Should one happen to look at Ginés Serrán-Pagán’s latest collection of works—and people with a keen regard for art are highly encouraged to do so—the most certain thing is that the celebrated Spanish artist has nothing left to prove. He is aging well like a prized wine, his strokes never losing the lust for creation, his mind always seeking the past and future with both eyes open.
A celebration of more than 30 years of successful exhibitions throughout the world, in numerous cities where he not only shared his paintings and sculptures but also spent time doing humanitarian work, the show brings together a fascinating assortment of visual fineries that depict playful horses, nude women, and souvenirs from the sea, all of which showcasing Serrán-Pagán’s distinctive use of colors and textures.

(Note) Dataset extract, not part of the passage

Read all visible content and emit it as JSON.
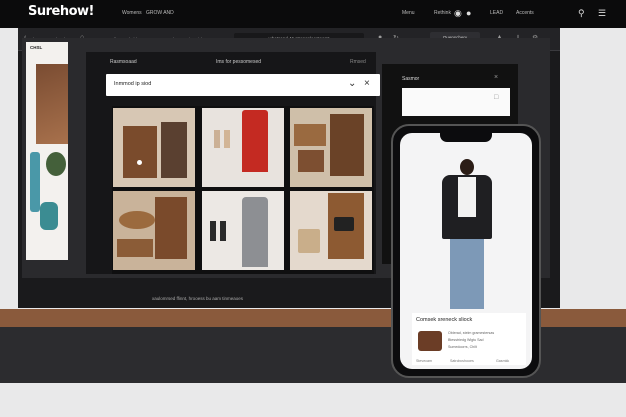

Described by one critic as “a restless man of acute sensibilities,” Serrán-Pagán displays a kind of temperament that is evocatively quiet and reassuring, someone whose visual approach is guided by mood and sensations. There is a charming optimism that pervades in the series, highlighted by his remarkable spattering of hues. In “The Dance of Love,” a pair of horses, as the title suggests, seems to move in rhythm, their eyes locked to each other and heedless of the engulfing blue around them. “Toro” emphasizes the roughness of details and the affecting simplicity of its execution. The outline of a naked female body is seen in “Woman of the Sea,” the subject facing a scenery that negates easy comprehension.

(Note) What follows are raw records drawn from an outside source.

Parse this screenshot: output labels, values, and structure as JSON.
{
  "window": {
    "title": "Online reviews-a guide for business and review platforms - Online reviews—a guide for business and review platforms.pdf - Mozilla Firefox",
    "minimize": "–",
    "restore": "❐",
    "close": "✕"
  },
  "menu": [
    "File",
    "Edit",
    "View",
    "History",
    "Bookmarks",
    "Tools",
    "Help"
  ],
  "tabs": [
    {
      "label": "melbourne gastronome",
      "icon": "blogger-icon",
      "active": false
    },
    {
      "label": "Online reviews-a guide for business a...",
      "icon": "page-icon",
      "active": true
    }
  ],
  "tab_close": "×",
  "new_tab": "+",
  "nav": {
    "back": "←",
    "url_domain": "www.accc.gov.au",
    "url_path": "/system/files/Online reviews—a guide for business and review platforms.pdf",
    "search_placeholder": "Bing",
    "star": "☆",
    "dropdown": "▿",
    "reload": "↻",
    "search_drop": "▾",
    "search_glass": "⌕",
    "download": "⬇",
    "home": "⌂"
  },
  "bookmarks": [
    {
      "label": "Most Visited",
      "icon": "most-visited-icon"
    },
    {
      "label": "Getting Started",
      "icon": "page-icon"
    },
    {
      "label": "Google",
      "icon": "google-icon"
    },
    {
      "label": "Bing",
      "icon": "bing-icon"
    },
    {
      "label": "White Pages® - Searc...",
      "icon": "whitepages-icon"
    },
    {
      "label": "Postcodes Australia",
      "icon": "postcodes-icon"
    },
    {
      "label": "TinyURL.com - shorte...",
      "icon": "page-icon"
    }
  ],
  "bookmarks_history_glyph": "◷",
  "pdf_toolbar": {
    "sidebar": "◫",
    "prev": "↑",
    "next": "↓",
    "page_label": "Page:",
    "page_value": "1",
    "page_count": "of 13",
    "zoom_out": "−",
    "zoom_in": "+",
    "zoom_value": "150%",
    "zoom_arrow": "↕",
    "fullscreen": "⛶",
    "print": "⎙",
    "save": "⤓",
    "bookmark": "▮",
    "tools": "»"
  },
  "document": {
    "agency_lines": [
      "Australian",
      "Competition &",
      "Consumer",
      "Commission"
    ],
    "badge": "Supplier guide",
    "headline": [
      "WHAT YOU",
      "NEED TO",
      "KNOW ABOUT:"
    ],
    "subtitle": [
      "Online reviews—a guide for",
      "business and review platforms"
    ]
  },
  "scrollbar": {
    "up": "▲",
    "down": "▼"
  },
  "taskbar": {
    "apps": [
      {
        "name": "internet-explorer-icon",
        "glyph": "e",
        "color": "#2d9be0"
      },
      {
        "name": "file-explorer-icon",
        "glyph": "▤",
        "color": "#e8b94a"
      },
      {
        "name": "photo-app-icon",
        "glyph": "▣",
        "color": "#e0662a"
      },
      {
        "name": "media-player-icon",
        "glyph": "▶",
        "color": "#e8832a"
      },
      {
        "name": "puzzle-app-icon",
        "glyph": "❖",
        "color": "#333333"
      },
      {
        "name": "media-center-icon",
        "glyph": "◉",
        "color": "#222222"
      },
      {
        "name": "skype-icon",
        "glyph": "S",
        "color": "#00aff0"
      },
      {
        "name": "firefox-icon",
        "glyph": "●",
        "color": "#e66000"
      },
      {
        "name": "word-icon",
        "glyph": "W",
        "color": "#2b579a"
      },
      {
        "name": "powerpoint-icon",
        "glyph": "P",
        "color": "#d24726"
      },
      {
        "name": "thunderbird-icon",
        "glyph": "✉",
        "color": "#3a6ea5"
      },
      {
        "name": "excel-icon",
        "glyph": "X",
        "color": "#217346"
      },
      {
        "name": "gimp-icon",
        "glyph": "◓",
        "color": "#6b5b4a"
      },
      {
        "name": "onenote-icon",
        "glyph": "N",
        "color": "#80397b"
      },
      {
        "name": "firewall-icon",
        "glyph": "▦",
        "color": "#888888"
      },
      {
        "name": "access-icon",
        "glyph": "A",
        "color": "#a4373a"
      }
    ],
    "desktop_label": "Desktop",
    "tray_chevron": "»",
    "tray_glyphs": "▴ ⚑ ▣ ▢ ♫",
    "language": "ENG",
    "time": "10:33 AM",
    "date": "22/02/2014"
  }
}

Similar to some of his previous work, there are verses and distiches (couplets) hidden under the thick layers of paint. The lines defining the contours and edges are laden with a sense of purpose, leaving an impression that is calm but forceful. However, not every piece is cheerful. In “The Shadow of Your Words,” he mixes red and black and achieves a subdued feeling of disarray. “Memories of a Horse” shows an animal that seems to be trapped in time and resigned to stillness. Serrán-Pagán takes inspiration from his constant travels—the spaces between arrivals and departures—producing shards of life kilned in journeys that leap out of his canvas.
For a man whose life has been devoted to art and charity, Serrán-Pagán greets the world with a crooked grin and a firm handshake. His experiences reflect on his work. He is a wide-eyed wanderer and his skilled hands reach places farther than his feet do.